Feel the Noise

Robots working everywhere from warehouses and operating rooms to homes have to be able to feel their way around to do much of anything that is really useful. Just imagine how much difficulty you would have in your daily life without the sense of touch. However, giving robots a human-like sense of touch is deceptively challenging. As such, there is no one-size-fits-all solution that works well for every task.

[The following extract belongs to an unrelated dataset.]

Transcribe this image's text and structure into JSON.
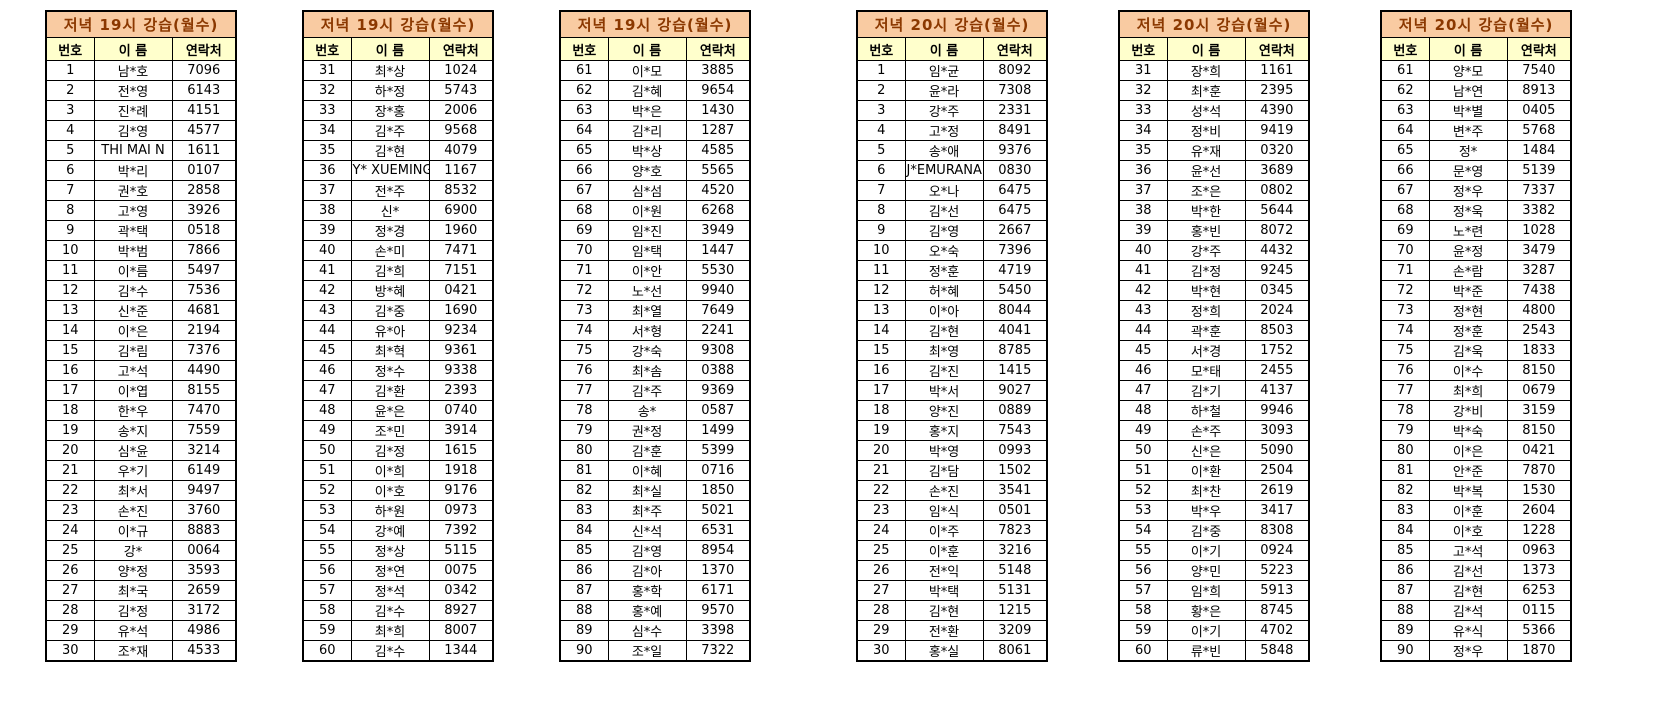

One of the most accurate touch sensing systems available today is GelSight. These sensors use cameras to monitor the interior structure of a flexible material. As the material is deformed through contact with other objects, precise tactile information can be inferred. This approach works exceptionally well for most use cases, but when it comes to agriculture, it often falls flat. All of the branches and leaves occlude the sensor, limiting its accuracy.

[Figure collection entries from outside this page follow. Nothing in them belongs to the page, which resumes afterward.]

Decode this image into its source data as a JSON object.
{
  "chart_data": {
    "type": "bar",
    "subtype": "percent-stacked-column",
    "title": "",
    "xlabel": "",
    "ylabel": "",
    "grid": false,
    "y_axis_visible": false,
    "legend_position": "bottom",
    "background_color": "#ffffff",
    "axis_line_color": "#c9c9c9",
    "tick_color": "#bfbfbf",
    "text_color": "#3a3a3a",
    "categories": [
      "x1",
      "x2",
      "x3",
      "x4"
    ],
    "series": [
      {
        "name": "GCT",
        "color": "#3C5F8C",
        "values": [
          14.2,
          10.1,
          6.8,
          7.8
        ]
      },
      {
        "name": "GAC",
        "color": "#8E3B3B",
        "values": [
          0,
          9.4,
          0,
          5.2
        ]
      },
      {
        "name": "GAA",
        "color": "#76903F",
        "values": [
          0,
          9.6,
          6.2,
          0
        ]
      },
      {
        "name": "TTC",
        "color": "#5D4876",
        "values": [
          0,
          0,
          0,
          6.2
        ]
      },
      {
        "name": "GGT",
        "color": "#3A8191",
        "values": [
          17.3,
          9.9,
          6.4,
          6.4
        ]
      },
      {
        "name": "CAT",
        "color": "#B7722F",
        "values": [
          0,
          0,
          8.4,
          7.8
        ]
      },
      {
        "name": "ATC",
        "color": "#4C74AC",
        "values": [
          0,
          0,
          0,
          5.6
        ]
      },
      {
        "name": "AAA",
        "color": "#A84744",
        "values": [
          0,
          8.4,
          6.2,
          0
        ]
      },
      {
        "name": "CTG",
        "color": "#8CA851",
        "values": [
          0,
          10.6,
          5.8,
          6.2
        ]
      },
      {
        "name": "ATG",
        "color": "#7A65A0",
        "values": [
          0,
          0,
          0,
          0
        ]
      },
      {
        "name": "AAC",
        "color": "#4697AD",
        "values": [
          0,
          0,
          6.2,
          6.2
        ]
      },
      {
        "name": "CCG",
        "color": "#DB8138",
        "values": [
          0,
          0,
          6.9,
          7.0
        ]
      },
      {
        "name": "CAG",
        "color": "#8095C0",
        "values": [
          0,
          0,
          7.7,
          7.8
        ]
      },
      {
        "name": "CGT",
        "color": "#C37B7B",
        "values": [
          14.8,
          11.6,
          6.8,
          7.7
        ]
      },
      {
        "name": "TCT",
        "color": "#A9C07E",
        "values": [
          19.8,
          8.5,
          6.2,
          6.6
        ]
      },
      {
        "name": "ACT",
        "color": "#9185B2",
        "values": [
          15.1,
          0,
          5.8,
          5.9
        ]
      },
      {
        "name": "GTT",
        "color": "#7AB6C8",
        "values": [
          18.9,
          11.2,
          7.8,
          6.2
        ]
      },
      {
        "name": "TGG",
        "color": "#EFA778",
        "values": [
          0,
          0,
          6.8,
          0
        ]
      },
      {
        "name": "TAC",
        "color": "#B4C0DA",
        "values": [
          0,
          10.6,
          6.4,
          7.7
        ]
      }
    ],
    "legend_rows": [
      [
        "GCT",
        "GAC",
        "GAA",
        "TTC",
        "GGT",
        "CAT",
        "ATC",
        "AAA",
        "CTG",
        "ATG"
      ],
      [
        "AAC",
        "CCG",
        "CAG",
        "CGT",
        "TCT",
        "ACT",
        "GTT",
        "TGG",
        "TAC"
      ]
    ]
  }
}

Traditional pressure sensors may work better in these cases, but for sufficient resolution, the entire surface area of a robot may need to be covered with them, which would be prohibitively expensive. For this reason, a team at Carnegie Mellon University developed another way for robots to feel their way around cluttered environments. Their system, called SonicBoom, is not fooled by a tangle of branches and leaves, and it does not not require a dense array of expensive sensors.

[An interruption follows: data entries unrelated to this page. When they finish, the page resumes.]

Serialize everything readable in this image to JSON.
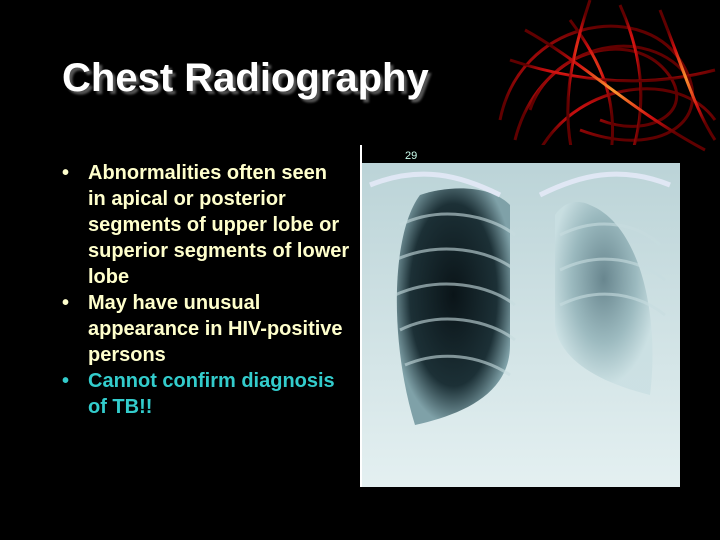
{
  "slide": {
    "title": "Chest Radiography",
    "bullets": [
      {
        "text": "Abnormalities often seen in apical or posterior segments of upper lobe or superior segments of lower lobe",
        "color": "#ffffcc"
      },
      {
        "text": "May have unusual appearance in HIV-positive persons",
        "color": "#ffffcc"
      },
      {
        "text": "Cannot confirm diagnosis of TB!!",
        "color": "#33cccc"
      }
    ],
    "image": {
      "label": "29"
    }
  }
}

SonicBoom uses contact microphones embedded in a robot arm to detect sound waves that travel through the structure when it touches something. When the arm makes contact with a branch or other object, the sound propagates through the arm until it reaches the microphones. By analyzing differences in the timing and characteristics of the sound arriving at each microphone, the system can determine the location of the contact with centimeter-level precision.

Unlike camera-based sensors that sit on the exterior of the robot and can be easily damaged or blocked, SonicBoom’s microphones are embedded deeper in the structure, making them more robust and better suited for tough, outdoor conditions. And because only a handful of microphones are needed, rather than dozens or hundreds of pressure sensors, the system is also more affordable and easier to scale.

To train SonicBoom, the researchers collected over 18,000 samples of the robot being tapped with a wooden rod, creating a comprehensive dataset that links specific sound patterns to exact points of contact. The resulting system can detect contact points with a remarkably low error rate of 0.43 centimeters, and even performs well on unfamiliar materials like plastic or aluminum, with just a 2.22 cm average error.

The team is now working on extending SonicBoom’s capabilities so the robot can identify the type of object it touches, whether it is a leaf, a branch, a tree trunk, or otherwise. This could help agricultural robots make smarter decisions in the field, like whether to push through a plant or reroute to avoid damaging it.

While SonicBoom has yet to be tested in real-world farming scenarios, its success in lab settings suggests that it has a promising future. As robots become more heavily used for challenging tasks like agriculture, SonicBoom may help them navigate the world by feel, just like we do.